Israel rejected that framing the same night. Prime Minister Benjamin Netanyahu’s office issued a statement confirming that Israel supported Trump’s decision to pause strikes against Iran, but added explicitly that the ceasefire “does not include Lebanon.” Netanyahu later told a press conference that Israeli operations against Hezbollah would continue. The United States backed that position. Trump told PBS News that Lebanon was excluded from the deal “because of Hezbollah,” while Vice President Vance said Iran would be “dumb” to let the negotiations collapse over what he called a “separate” conflict.
Iran disagreed sharply.

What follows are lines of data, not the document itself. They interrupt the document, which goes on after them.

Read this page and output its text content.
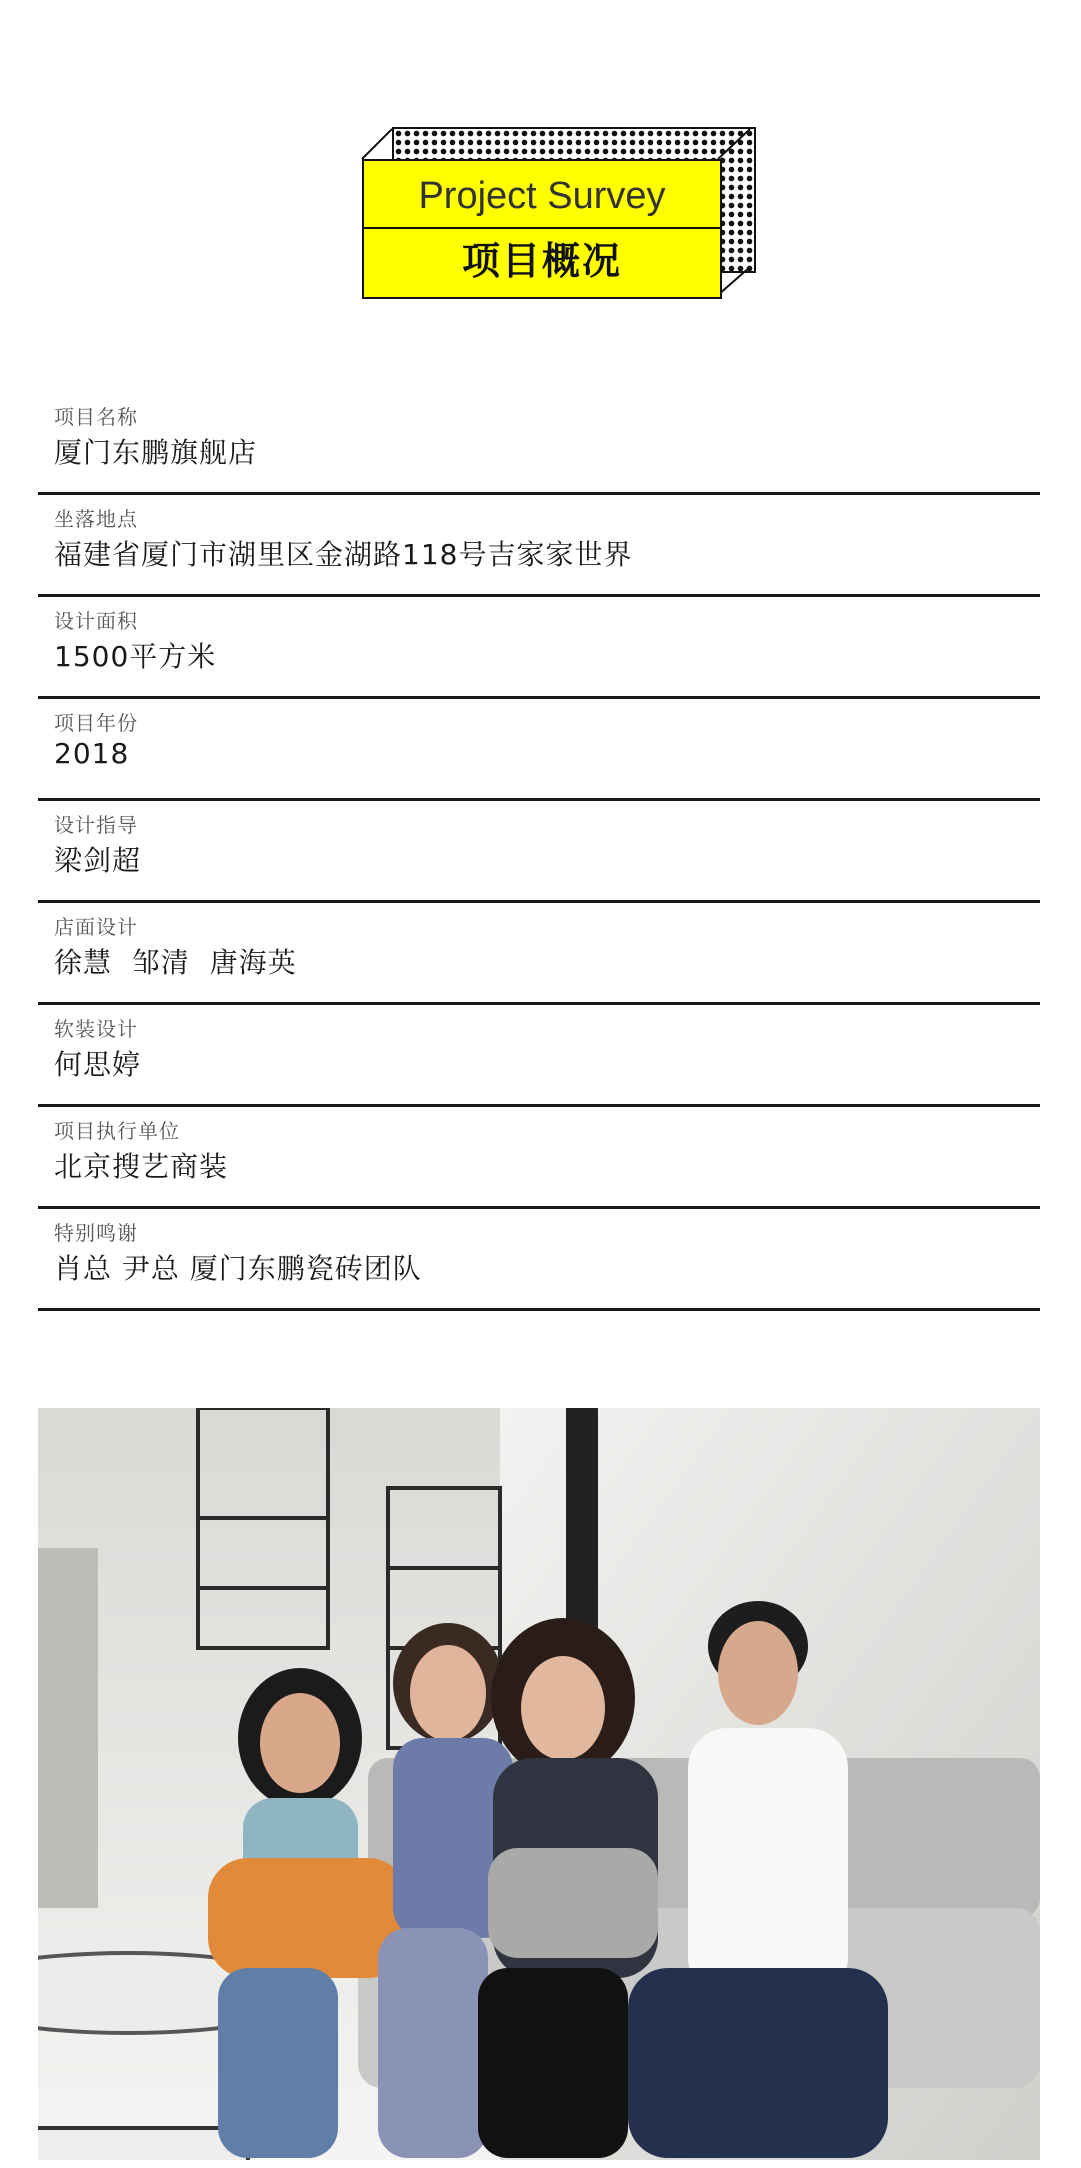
Project Survey
项目概况
项目名称
厦门东鹏旗舰店
坐落地点
福建省厦门市湖里区金湖路118号吉家家世界
设计面积
1500平方米
项目年份
2018
设计指导
梁剑超
店面设计
徐慧  邹清  唐海英
软装设计
何思婷
项目执行单位
北京搜艺商装
特别鸣谢
肖总 尹总 厦门东鹏瓷砖团队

Foreign Minister Abbas Araghchi cited Sharif’s announcement and said Washington had to choose between a genuine ceasefire and continued Israeli attacks on Lebanon. “It cannot have both,” Araghchi wrote on X. Iran’s Parliament Speaker Mohammad Bagher Ghalibaf warned that time was running out and declared Lebanon “an inseparable part of the ceasefire.” Tehran also threatened to suspend tanker traffic through the Strait of Hormuz in response to Israel’s continued assault.

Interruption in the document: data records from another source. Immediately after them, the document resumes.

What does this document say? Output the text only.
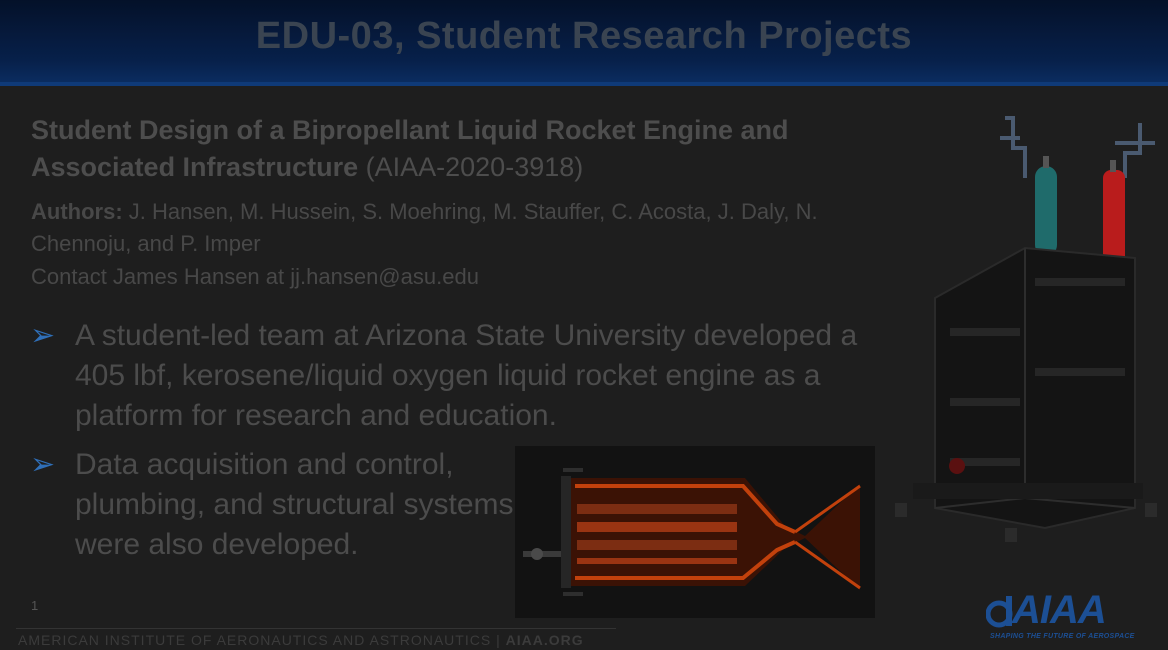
EDU-03, Student Research Projects
Student Design of a Bipropellant Liquid Rocket Engine and Associated Infrastructure (AIAA-2020-3918)
Authors: J. Hansen, M. Hussein, S. Moehring, M. Stauffer, C. Acosta, J. Daly, N. Chennoju, and P. Imper
Contact James Hansen at jj.hansen@asu.edu
➢ A student-led team at Arizona State University developed a 405 lbf, kerosene/liquid oxygen liquid rocket engine as a platform for research and education.
➢ Data acquisition and control, plumbing, and structural systems were also developed.
1
AMERICAN INSTITUTE OF AERONAUTICS AND ASTRONAUTICS | AIAA.ORG
AIAA
SHAPING THE FUTURE OF AEROSPACE
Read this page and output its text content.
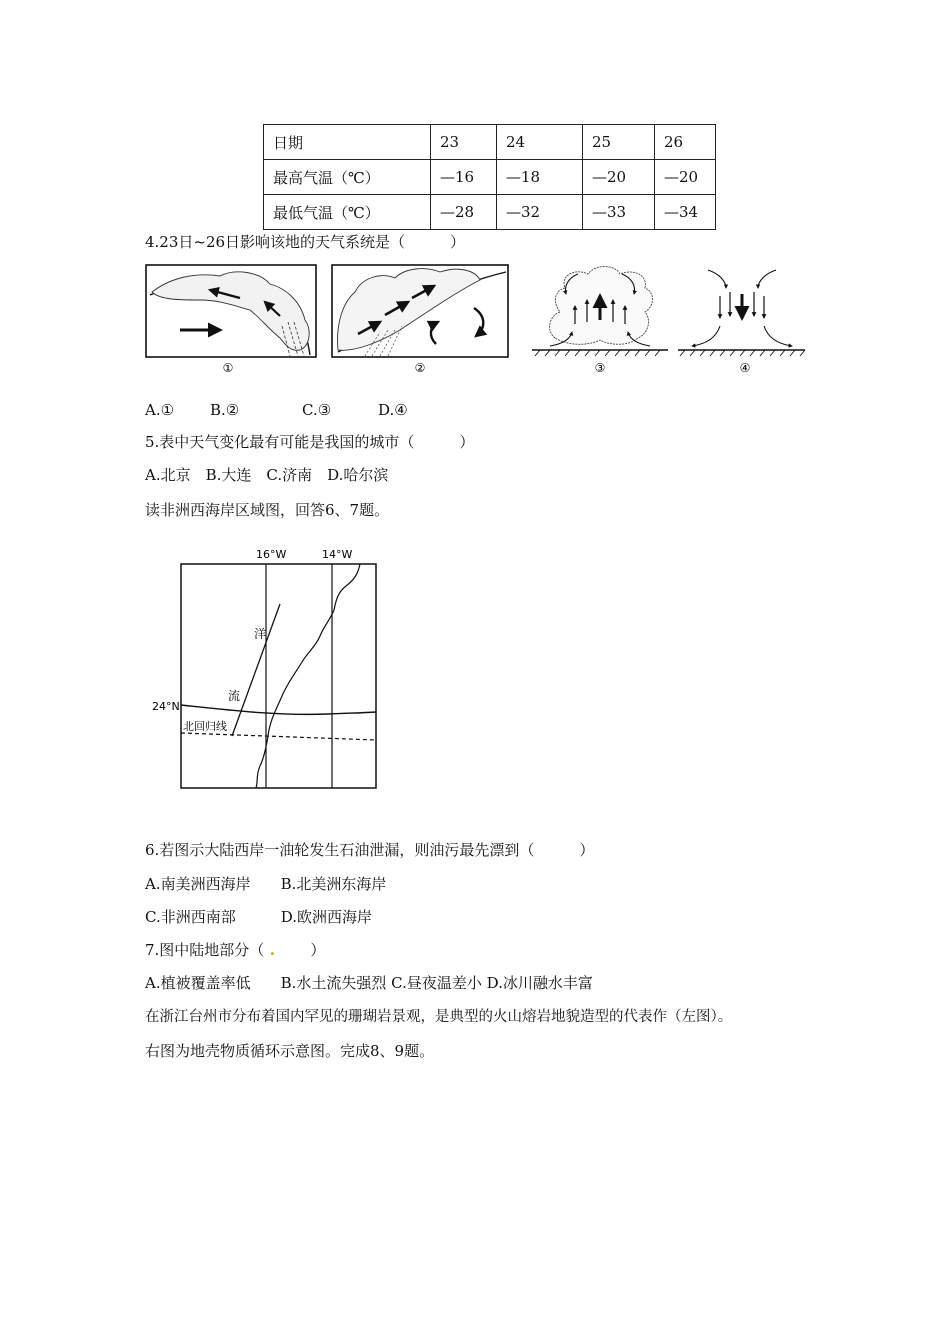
日期	23	24	25	26
最高气温（℃）	—16	—18	—20	—20
最低气温（℃）	—28	—32	—33	—34
4.23日~26日影响该地的天气系统是（　　　）
①	②	③	④
A.① B.②	C.③	D.④
5.表中天气变化最有可能是我国的城市（　　　）
A.北京　B.大连　C.济南　D.哈尔滨
读非洲西海岸区域图，回答6、7题。
16°W	14°W
24°N
北回归线
洋
流
6.若图示大陆西岸一油轮发生石油泄漏，则油污最先漂到（　　　）
A.南美洲西海岸　　B.北美洲东海岸
C.非洲西南部　　　D.欧洲西海岸
7.图中陆地部分（ .　　）
A.植被覆盖率低　　B.水土流失强烈 C.昼夜温差小 D.冰川融水丰富
在浙江台州市分布着国内罕见的珊瑚岩景观，是典型的火山熔岩地貌造型的代表作（左图）。
右图为地壳物质循环示意图。完成8、9题。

The scale of the destruction
Lebanon’s civil defence reported at least 254 people killed and more than 1,165 wounded on Wednesday alone in strikes across Beirut, the Bekaa Valley, and the south of the country, including densely populated residential areas. The Israeli military said it targeted more than 100 Hezbollah command centres and military infrastructure sites in the single largest coordinated wave of strikes Lebanon had seen since the war began, deploying 50 Air Force jets and approximately 160 munitions.
Lebanese Parliament Speaker Nabih Berri described the attacks on civilian neighbourhoods as “a full-fledged war crime.” Lebanese Prime Minister Nawaf Salam called the strikes “a new massacre.” The head of Lebanon’s doctors’ syndicate, Elias Chlela, issued an urgent public call for all physicians of any speciality to report to the nearest hospital immediately. More than 1.2 million people have been displaced inside Lebanon since the Israeli invasion began. The country declared a national day of mourning on Thursday.

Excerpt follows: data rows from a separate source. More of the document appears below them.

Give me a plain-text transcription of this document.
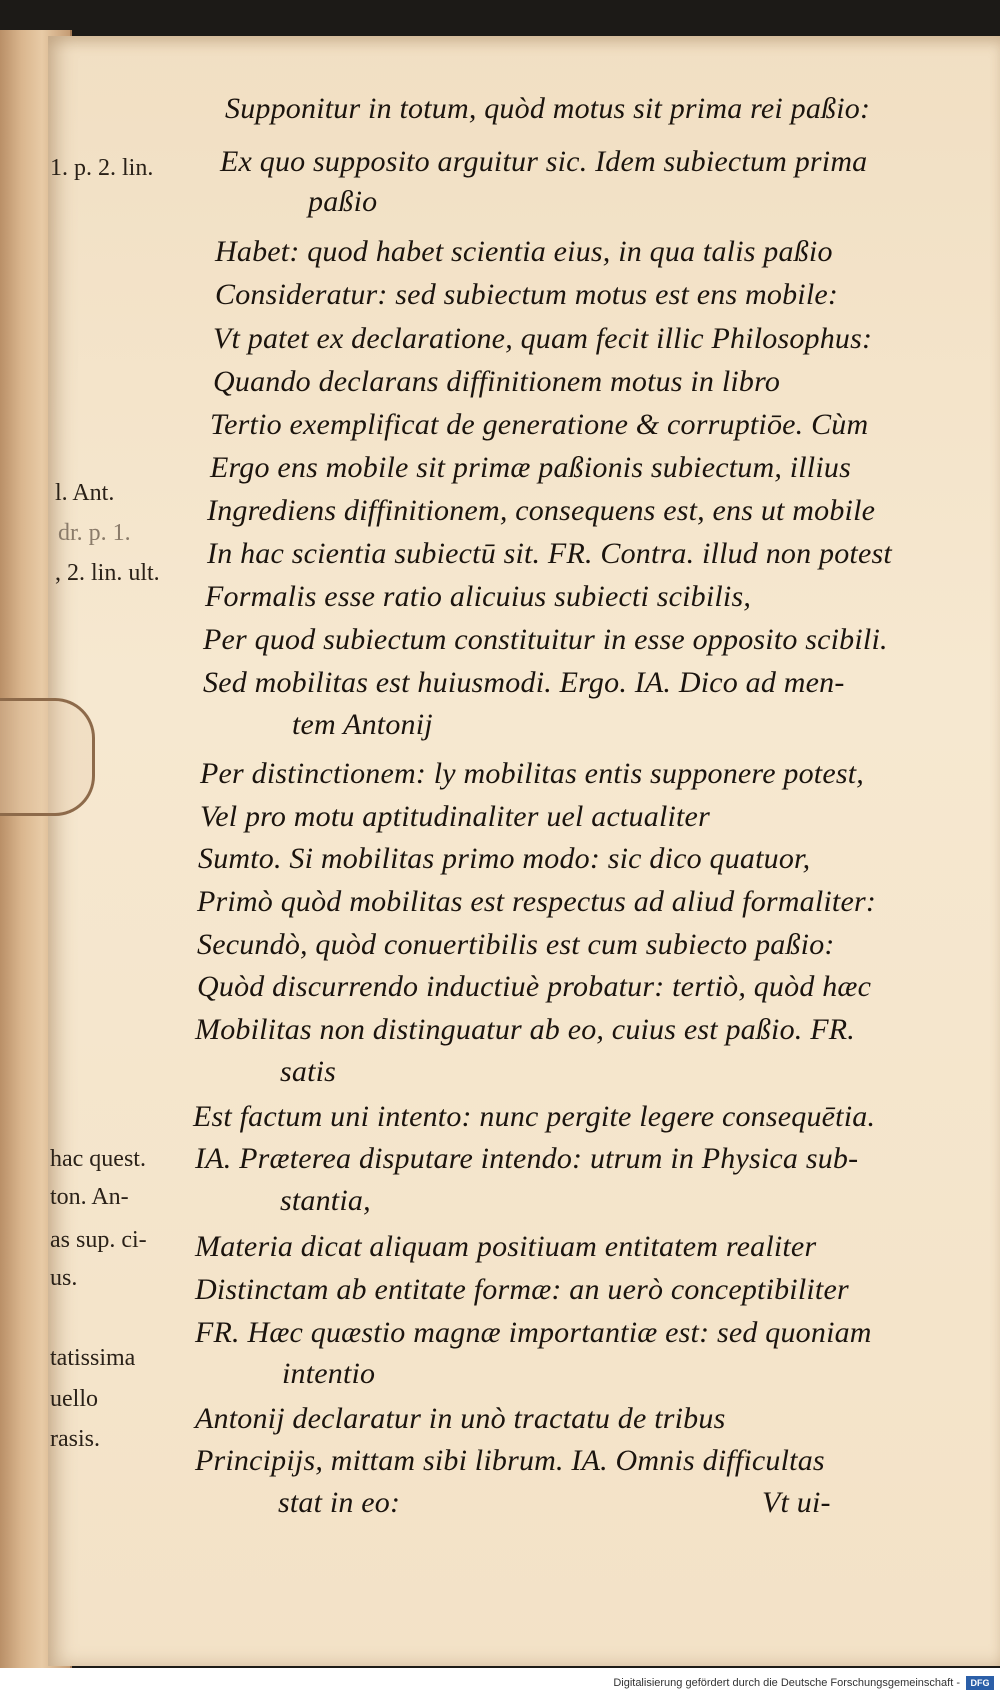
Supponitur in totum, quòd motus sit prima rei paßio:
Ex quo supposito arguitur sic. Idem subiectum prima
paßio
Habet: quod habet scientia eius, in qua talis paßio
Consideratur: sed subiectum motus est ens mobile:
Vt patet ex declaratione, quam fecit illic Philosophus:
Quando declarans diffinitionem motus in libro
Tertio exemplificat de generatione & corruptiōe. Cùm
Ergo ens mobile sit primæ paßionis subiectum, illius
Ingrediens diffinitionem, consequens est, ens ut mobile
In hac scientia subiectū sit. FR. Contra. illud non potest
Formalis esse ratio alicuius subiecti scibilis,
Per quod subiectum constituitur in esse opposito scibili.
Sed mobilitas est huiusmodi. Ergo. IA. Dico ad men-
tem Antonij
Per distinctionem: ly mobilitas entis supponere potest,
Vel pro motu aptitudinaliter uel actualiter
Sumto. Si mobilitas primo modo: sic dico quatuor,
Primò quòd mobilitas est respectus ad aliud formaliter:
Secundò, quòd conuertibilis est cum subiecto paßio:
Quòd discurrendo inductiuè probatur: tertiò, quòd hæc
Mobilitas non distinguatur ab eo, cuius est paßio. FR.
satis
Est factum uni intento: nunc pergite legere consequētia.
IA. Præterea disputare intendo: utrum in Physica sub-
stantia,
Materia dicat aliquam positiuam entitatem realiter
Distinctam ab entitate formæ: an uerò conceptibiliter
FR. Hæc quæstio magnæ importantiæ est: sed quoniam
intentio
Antonij declaratur in unò tractatu de tribus
Principijs, mittam sibi librum. IA. Omnis difficultas
stat in eo:	Vt ui-
1. p. 2. lin.
l. Ant.
dr. p. 1.
, 2. lin. ult.
hac quest.
ton. An-
as sup. ci-
us.
tatissima
uello
rasis.
Digitalisierung gefördert durch die Deutsche Forschungsgemeinschaft -	DFG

UN Secretary-General Antonio Guterres warned that Israel’s continued military activity in Lebanon “poses a grave risk” to the ceasefire and called on all parties to immediately cease hostilities. The leaders of France, Germany, the United Kingdom, Spain, Italy, the Netherlands, Denmark, Canada, and the heads of the European Commission and European Council issued a joint statement calling for Lebanon’s inclusion in the truce.
Why Lebanon matters to Iran, and to the deal
Hezbollah, the Iran-backed armed group based in Lebanon, is Tehran’s most significant regional ally and the cornerstone of what Iran describes as its “axis of resistance”, a network of armed groups across the Middle East. Analysts warn that allowing Israel to degrade Hezbollah while a ceasefire with Iran is in effect could strip Tehran of its leverage and signal that it has quietly accepted one of Washington’s core demands: that Iran sever ties with its regional proxies.
King’s College London professor Andreas Krieg told Al Jazeera that Lebanon is the “Achilles’ heel” of the ceasefire and could force Iran to retaliate against Israel to maintain its credibility as a security partner for Hezbollah.
On Thursday, a development emerged that pointed toward a possible off-ramp. Netanyahu announced Israel would begin direct negotiations with Lebanon’s government over disarming Hezbollah and normalising relations, though he maintained there was no ceasefire in place. Lebanon’s government responded by saying it would not enter negotiations while its territory was still under fire and that it had not been officially notified of any invitation to talks.
Vance confirmed that Israel had privately offered to scale back its Lebanon operations to avoid undermining the US-Iran negotiations, a signal, he said, that came from Israel itself, not from any ceasefire obligation.